The true name of this most remarkable man was Thomas Jonathan Jackson; few people, however, would recognize by that name to whom was referred. At the battle of Bull Run, when the Confederates seemed about to fly, General Bee suddenly appearing in view of his men, pointing to Jackson’s column exclaimed: “There stands Jackson like a stone-wall.” From that hour the name he received by ordinance of water was supplanted by that received in a baptism of fire.

Stonewall Jackson was born at Clarksburg, Virginia, January 21st, 1824. He graduated at West Point in time to serve in the Mexican war, where he became distinguished for gallant service and was brevetted as captain, and finally major. After serving a number of years in the regular army he resigned to become professor and instructor in military tactics in the Virginia Military Academy, situated at Lexington, Kentucky. He was considered at this time a most peculiar man, being very eccentric in his habits. At the breaking out of the civil war he naturally sided with his State, and it is believed that he was sincere. It is said that Jackson never fought a battle without praying earnestly for the success of his people. As has been intimated, he saved the day for the Confederacy at Bull Run.

McClellan was promised the assistance of General McDowell and forty thousand men who had been left at headquarters for the protection of the capital. It was well-known that a combined attack on Richmond was designed immediately upon the junction of the two great armies. To prevent the execution of this plan Jackson was ordered to drive the Federal forces out of the Shenandoah Valley and threaten Washington. He accomplished this by one of the most brilliant campaigns of the war. He crossed the mountains and drove the army of Fremont back, and returning to the Valley with all speed defeated Banks at every turn; indeed, it was only by the most rapid marching that the Federals escaped across the Potomac.

McDowell was suspended from joining McClellan and ordered to co-operate in crushing Jackson. Jackson, with a force of scarcely twenty thousand men, had opposed to him, bent upon his destruction, fully seventy thousand men, and four major-generals; his defeat seemed certain, yet by a most rapid and skillful march he eluded pursuit until his army had reached a point from which his line of retreat was safe, when he turned upon his enemy and defeated Fremont at Cross Keys June 8th, and Shields at Port Republic the next day. Having thus accomplished the purpose of the campaign, he hastened to join Lee in his attack on McClellan. As before stated, this was a most brilliant campaign. Not only was McDowell prevented from joining McClellan, but McClellan became alarmed as to his own safety, and resolved to change his base from the York to the James. This forced upon him the Peninsula campaign, which resulted in the Union army being driven back to Washington. For this and other important services he was made a major-general. Being placed in immediate control of nearly half of Lee’s entire army, he made one of his characteristic movements; gaining Pope’s rear, fell upon the Union forces with a terrible ferocity which carried all before it. By a rapid movement in the Antietam campaign Jackson captured Harper’s Ferry and eleven thousand men, and then, by a forced march, rejoined Lee in time to take an important part in the battle of Antietam two days afterward.

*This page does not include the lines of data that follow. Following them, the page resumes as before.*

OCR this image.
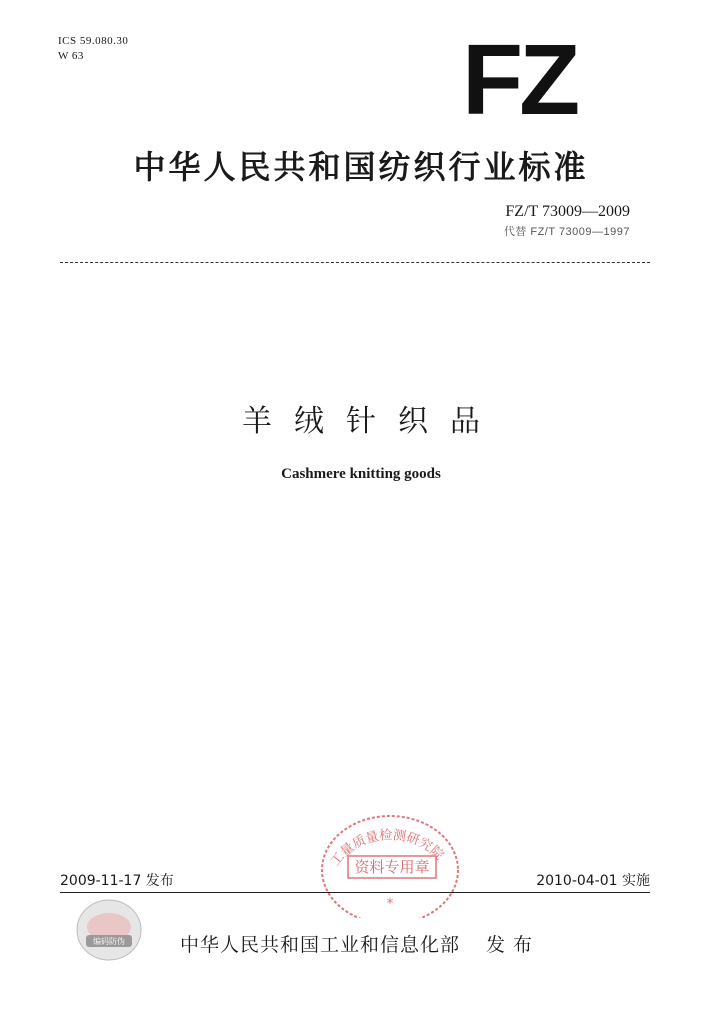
ICS 59.080.30
W 63	FZ
中华人民共和国纺织行业标准
FZ/T 73009—2009
代替 FZ/T 73009—1997
羊绒针织品
Cashmere knitting goods
工量质量检测研究院
资料专用章
*
2009-11-17 发布	2010-04-01 实施
编码防伪	中华人民共和国工业和信息化部 发布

At Fredericksburg he was made a lieutenant-general. He soon controlled two-thirds of the Confederate forces, and at Chancellorsville he made a secret march of over fifteen miles mostly by forest roads, and gaining Hooker’s right fell upon it by surprise, and drove it in rout upon the main body. The engagement being apparently over he rode into the woods to reconnoiter, having with him a small escort. Upon his return they were mistaken for Union scouts and fired upon by his own men. Several of the escort were killed, and Jackson received three balls, one through each hand and one which shattered his shoulder. He was at length carried to the rear where his arm was amputated. Pneumonia set in, however, which was the immediate cause of his death. His last words were, “Let us cross over and rest under the shade of the trees.”

Stonewall Jackson was considered by the Confederates to have been their most brilliant commander, and his death had much to do with the overthrow of their Government.